I was in the hospital until Sunday evening, and when I checked out, Alex was still there. First they said they were keeping her until her blood sugar went up. Then she got jaundice 

Under the UV light
With feeding tube
and they said they were keeping her for that. After that, she wasn’t eating enough and kept losing weight, so they were keeping her for that. Now she started to gain back some weight, but isn’t eating enough. She is only eating an ounce by herself. 

I am hoping that we can move to an ad lib eating schedule in the next couple of days and that she will step it up so she can come home.

If you have never had a child in the NICU it is hard to explain how it feels. I go into her empty room every day and my heart breaks. I feel like I am some how defective since both my children came early and had to stay in the NICU. I feel almost lost in a sense.

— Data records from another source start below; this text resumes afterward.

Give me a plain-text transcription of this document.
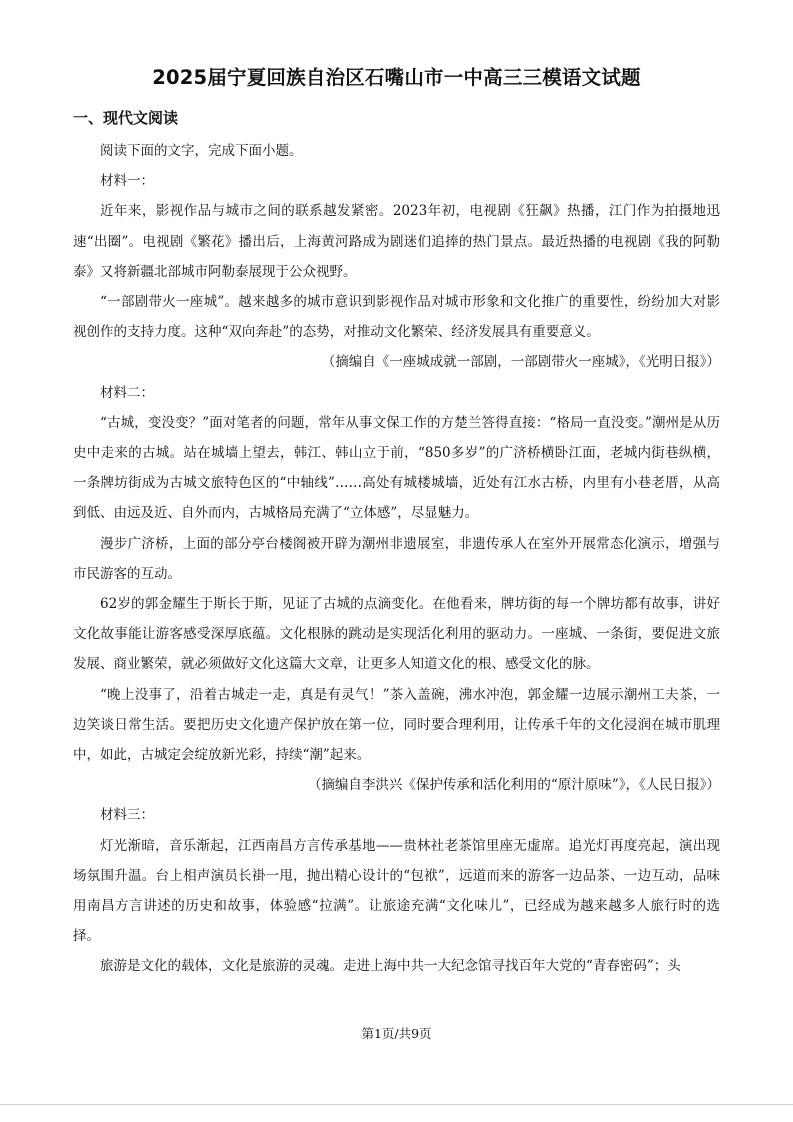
2025届宁夏回族自治区石嘴山市一中高三三模语文试题
一、现代文阅读

阅读下面的文字，完成下面小题。

材料一：

近年来，影视作品与城市之间的联系越发紧密。2023年初，电视剧《狂飙》热播，江门作为拍摄地迅速“出圈”。电视剧《繁花》播出后，上海黄河路成为剧迷们追捧的热门景点。最近热播的电视剧《我的阿勒泰》又将新疆北部城市阿勒泰展现于公众视野。

“一部剧带火一座城”。越来越多的城市意识到影视作品对城市形象和文化推广的重要性，纷纷加大对影视创作的支持力度。这种“双向奔赴”的态势，对推动文化繁荣、经济发展具有重要意义。

（摘编自《一座城成就一部剧，一部剧带火一座城》，《光明日报》）

材料二：

“古城，变没变？”面对笔者的问题，常年从事文保工作的方楚兰答得直接：“格局一直没变。”潮州是从历史中走来的古城。站在城墙上望去，韩江、韩山立于前，“850多岁”的广济桥横卧江面，老城内街巷纵横，一条牌坊街成为古城文旅特色区的“中轴线”……高处有城楼城墙，近处有江水古桥，内里有小巷老厝，从高到低、由远及近、自外而内，古城格局充满了“立体感”，尽显魅力。

漫步广济桥，上面的部分亭台楼阁被开辟为潮州非遗展室，非遗传承人在室外开展常态化演示，增强与市民游客的互动。

62岁的郭金耀生于斯长于斯，见证了古城的点滴变化。在他看来，牌坊街的每一个牌坊都有故事，讲好文化故事能让游客感受深厚底蕴。文化根脉的跳动是实现活化利用的驱动力。一座城、一条街，要促进文旅发展、商业繁荣，就必须做好文化这篇大文章，让更多人知道文化的根、感受文化的脉。

“晚上没事了，沿着古城走一走，真是有灵气！”茶入盖碗，沸水冲泡，郭金耀一边展示潮州工夫茶，一边笑谈日常生活。要把历史文化遗产保护放在第一位，同时要合理利用，让传承千年的文化浸润在城市肌理中，如此，古城定会绽放新光彩，持续“潮”起来。

（摘编自李洪兴《保护传承和活化利用的“原汁原味”》，《人民日报》）

材料三：

灯光渐暗，音乐渐起，江西南昌方言传承基地——贵林社老茶馆里座无虚席。追光灯再度亮起，演出现场氛围升温。台上相声演员长褂一甩，抛出精心设计的“包袱”，远道而来的游客一边品茶、一边互动，品味用南昌方言讲述的历史和故事，体验感“拉满”。让旅途充满“文化味儿”，已经成为越来越多人旅行时的选择。

旅游是文化的载体，文化是旅游的灵魂。走进上海中共一大纪念馆寻找百年大党的“青春密码”；头

第1页/共9页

As a mom, you have a connection to your child that is hard to explain when they are first born. You carried them for X number of months. You felt their first movement. You ate and drank and did everything for them. They were literally a part of you. In theory, when you give birth, you take that child home and the connection grows stronger. When you have to leave them behind, you loose that. You leave that part of yourself behind. You feel almost bereft. At least I do. 
 
And now that we have Jonathan too, I feel as if I am choosing to leave one of them to see the other.

This pregnancy wasn’t supposed to be this way. She was supposed to come home with us. I did EVERYTHING I was supposed to do and more. We NEED her to come home to us. My head knows it could be much worse and that we are lucky. My heart doesn't seem to care and just feels like it is missing an integral piece.